Dit vonnis is gewezen door mr. D.R. Sonneveldt (voorzitter), mr. M. Hoedeman en mr. M. Duifhuizen, rechters, in tegenwoordigheid van mr. H. Jansen en mr. W.M.P. Hermsen, griffiers, en uitgesproken ter openbare terechtzitting van deze rechtbank op 7 februari 2022.

Voetnoten

1.Het bewijs is terug te vinden in het in de wettelijke vorm door [verbalisant] van de politie Oost-Nederland, Dienst regionale recherche (team zeden), opgemaakte proces-verbaal, dossiernummer PL0600-2020550208, gesloten op 24 november 2020 en in de bijbehorende in wettelijke vorm opgemaakte processen-verbaal en overige schriftelijke bescheiden, tenzij anders vermeld.
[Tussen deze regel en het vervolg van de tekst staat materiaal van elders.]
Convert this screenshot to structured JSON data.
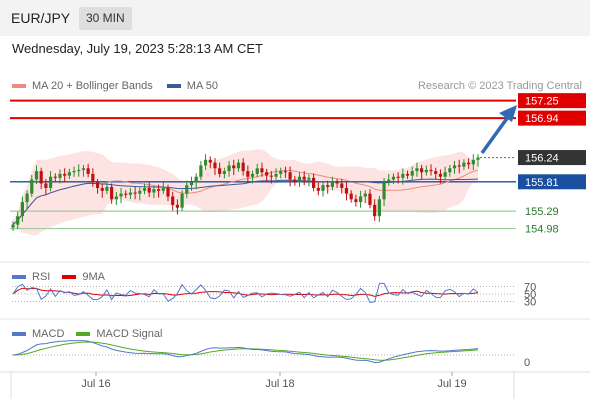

De vindplaatsvermeldingen verwijzen naar de pagina’s van het doorgenummerde dossier, tenzij anders vermeld.
2.Proces-verbaal van aangifte [slachtoffer 1] , p. 10-21.
3.Proces-verbaal van informatief gesprek zeden [slachtoffer 1] , p. 7-9.
4.Proces-verbaal van aangifte [getuige 1] , p. 54-62.
5.Proces-verbaal van aangifte [slachtoffer 2] , p. 74-81
6.Proces-verbaal van verklaring getuige [getuige 2] , p. 22-29.
7.Proces-verbaal van verhoor verdachte, p. 88-96.
8.Proces-verbaal van aangifte [slachtoffer 2] , p. 74-82.
9.Proces-verbaal van aangifte [getuige 1] , p. 54-63.
10.Proces-verbaal van aangifte [slachtoffer 1] , p. 10-21.
11.Proces-verbaal van verklaring getuige [getuige 2] , p. 22-29 en aanvullend proces-verbaal (raadplegen fotoarchief) [getuige 2] .
12.Proces-verbaal van verhoor verdachte, p. 88-96 en de verklaring van verdachte ter terechtzitting van 24 januari 2022.